Monday, February 4, 2008

The End of Poverty (Jeffrey D. Sachs)

Review by Christian Tena

pXIV Foreword
… isn’t it cheaper – and smarter – to make friends out of potential enemies than to defend yourself against them?”

p130 par 3
… The United States received French support during the War of Independence. Europe and Japan (Marshall Plan) received extensive US aid after World War II, as did Korea a decade later. Israel has received vast financial support from the United States. Germany and Poland has their debts canceled. We should be wary of excessive moralizing, or telling the poorest or the most vulnerable or crisis-stuck peoples in the world simply to solve their own problems.

p130 par 1 Persistence Wins
… Still, the experience of hearing no, no, no, eventually followed by yes, has deeply affected my view of policy advocacy. I do not take as a given what is considered politically impossible, but rather I am prepared to argue incessantly, and annoyingly, for what needs to be done, even when it is claimed to be impossible.

P203 par 3
“If you want to get someone’s attention about the health crises in Africa, ‘show them the money.’ Help them to understand the economic costs of the disease pandemics, as well as the economics of disease control. Above all, propose practical solutions based on a rigorous emphasis on economic costs and benefits.”
- as quoted from Dr. Gro Harlem Brundtland

p207 (par 3)
As always, these battles are never won, just pushed forward to new terrain. Since the fund started (Global Fund to fight against AIDS, TB and malaria), the continuing battle has been to get the resources the fund needs on a long-term reliable basis, and to help the low income countries to prepare and implement plans that are commensurate with their challenge. Still, after years of extreme neglect, the battle against AIDS, malaria, and TB has finally been joined.

P 208 par 1
In general, Africa lacks irrigation, and more than 90 percent of the food crops are rain fed. Rainfall tends to be highly variable in the sub humid savannah and the arid Sahel near the Sahara. Farmers lack access to roads, markets and fertilizers. Soils have been long depleted of nutrients as the result of repeated harvests without the benefit of chemical or organic nutrient inputs. Without transport, telecommunications, clinics and fertilizers, the hunger-disease-poverty nexus has only deepened.

P266 par 2
Today’s situation is a bit like the old Soviet workers’ joke: “We pretend to work, and you pretend to pay us!” Many poor countries today pretend to reform while rich countries pretend to help them, raising the cynicism to a pretty high level. Many low-income countries go through the motions of reform, doing little in practice and expecting even less in return. The aid agencies, on their part, focus on projects at a symbolic rather than national scale, just big enough to make good headlines.

P309 par 2
Napoleon famously declared, “History is a fable often told.”

P311 page 2
“… (Africans) don’t know what western time is. You have to take these (anti-AIDS) drugs a certain number of hours each day, or they don’t work. Many people in Africa have never seen a clock or a watch their entire lives. And if you say, one o’clock in the afternoon, they do not know what you are talking about. They know morning, they know noon, they know evening, the know darkness of night.”

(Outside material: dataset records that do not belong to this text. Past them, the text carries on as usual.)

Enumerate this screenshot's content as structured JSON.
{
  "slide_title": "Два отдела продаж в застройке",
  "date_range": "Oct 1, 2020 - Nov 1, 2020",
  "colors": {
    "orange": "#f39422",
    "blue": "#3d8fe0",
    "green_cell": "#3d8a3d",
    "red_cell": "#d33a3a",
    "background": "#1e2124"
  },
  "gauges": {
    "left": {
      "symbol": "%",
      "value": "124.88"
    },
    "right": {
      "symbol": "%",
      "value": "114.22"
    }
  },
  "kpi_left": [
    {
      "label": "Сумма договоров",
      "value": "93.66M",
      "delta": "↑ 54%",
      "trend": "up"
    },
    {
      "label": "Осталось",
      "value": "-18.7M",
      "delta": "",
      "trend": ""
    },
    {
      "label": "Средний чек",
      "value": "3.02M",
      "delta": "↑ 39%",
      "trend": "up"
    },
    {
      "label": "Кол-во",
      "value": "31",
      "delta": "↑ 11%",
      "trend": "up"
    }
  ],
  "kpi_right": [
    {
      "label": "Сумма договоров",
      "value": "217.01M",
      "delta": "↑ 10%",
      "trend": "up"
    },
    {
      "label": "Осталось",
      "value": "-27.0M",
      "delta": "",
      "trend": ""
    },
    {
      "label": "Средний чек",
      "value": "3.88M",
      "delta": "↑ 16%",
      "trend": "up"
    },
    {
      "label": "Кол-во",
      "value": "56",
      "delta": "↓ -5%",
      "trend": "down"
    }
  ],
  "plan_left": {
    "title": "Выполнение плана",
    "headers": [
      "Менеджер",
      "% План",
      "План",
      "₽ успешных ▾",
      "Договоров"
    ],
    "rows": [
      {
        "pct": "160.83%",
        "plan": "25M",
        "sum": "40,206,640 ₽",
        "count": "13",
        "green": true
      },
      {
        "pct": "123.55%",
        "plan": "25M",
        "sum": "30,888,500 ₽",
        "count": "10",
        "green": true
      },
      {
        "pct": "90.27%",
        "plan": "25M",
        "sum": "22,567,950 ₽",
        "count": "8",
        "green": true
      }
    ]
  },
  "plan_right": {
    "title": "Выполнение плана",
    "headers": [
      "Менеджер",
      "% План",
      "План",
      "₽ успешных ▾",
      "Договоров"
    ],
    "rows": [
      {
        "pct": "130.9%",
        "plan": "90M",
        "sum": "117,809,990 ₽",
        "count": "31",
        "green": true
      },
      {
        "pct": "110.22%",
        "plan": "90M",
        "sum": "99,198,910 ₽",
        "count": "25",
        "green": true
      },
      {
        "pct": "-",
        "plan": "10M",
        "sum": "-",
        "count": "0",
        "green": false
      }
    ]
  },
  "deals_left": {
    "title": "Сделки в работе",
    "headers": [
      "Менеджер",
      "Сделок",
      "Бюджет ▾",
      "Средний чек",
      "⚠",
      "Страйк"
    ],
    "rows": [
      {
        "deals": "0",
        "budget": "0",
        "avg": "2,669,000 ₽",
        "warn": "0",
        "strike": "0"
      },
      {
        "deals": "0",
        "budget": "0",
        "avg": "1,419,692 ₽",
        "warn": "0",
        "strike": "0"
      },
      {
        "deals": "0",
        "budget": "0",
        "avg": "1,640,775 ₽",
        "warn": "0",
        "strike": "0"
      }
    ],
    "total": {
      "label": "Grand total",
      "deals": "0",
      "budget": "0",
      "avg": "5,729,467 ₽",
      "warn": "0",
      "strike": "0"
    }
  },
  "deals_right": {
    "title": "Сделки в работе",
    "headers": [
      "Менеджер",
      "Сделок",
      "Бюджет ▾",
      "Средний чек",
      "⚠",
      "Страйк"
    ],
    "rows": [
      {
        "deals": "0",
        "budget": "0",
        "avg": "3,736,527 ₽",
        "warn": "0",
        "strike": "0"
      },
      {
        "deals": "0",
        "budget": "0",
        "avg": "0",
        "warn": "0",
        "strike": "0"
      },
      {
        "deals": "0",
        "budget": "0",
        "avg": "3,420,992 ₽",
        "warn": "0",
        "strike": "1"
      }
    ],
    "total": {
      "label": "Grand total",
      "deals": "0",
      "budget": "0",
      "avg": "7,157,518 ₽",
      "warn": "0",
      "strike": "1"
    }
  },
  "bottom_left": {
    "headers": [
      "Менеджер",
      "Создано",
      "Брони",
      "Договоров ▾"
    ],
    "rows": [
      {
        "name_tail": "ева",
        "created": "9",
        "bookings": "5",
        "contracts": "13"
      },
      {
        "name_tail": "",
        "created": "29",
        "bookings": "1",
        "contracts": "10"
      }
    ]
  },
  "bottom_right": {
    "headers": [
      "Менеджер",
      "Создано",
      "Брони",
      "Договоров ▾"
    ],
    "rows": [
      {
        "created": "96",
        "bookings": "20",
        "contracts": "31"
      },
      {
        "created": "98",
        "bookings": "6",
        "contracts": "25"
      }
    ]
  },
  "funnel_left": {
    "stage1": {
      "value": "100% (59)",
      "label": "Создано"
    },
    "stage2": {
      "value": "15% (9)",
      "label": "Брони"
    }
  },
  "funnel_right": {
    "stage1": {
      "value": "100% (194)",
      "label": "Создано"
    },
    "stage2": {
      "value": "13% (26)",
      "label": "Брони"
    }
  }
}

Andrew Natsios (USAID New Administrator) was asked about his ideas on introducing ARVs into a low-income setting.

It’s a real pretty stupid statement coming from someone I expect to be of knowledgeable. Although I don’t work on rural healthcare – my visits around the community (including clinics and hospitals) have made me realize that Mozambicans know about time – it’s just ‘the sense of urgency’ that needs to be realized. Even without clocks, even if these people haven’t seen clocks in their life they have radios and its everywhere even in the remote areas – and they do tell the time – IN THEIR OWN LANGUAGE NOT WESTERN.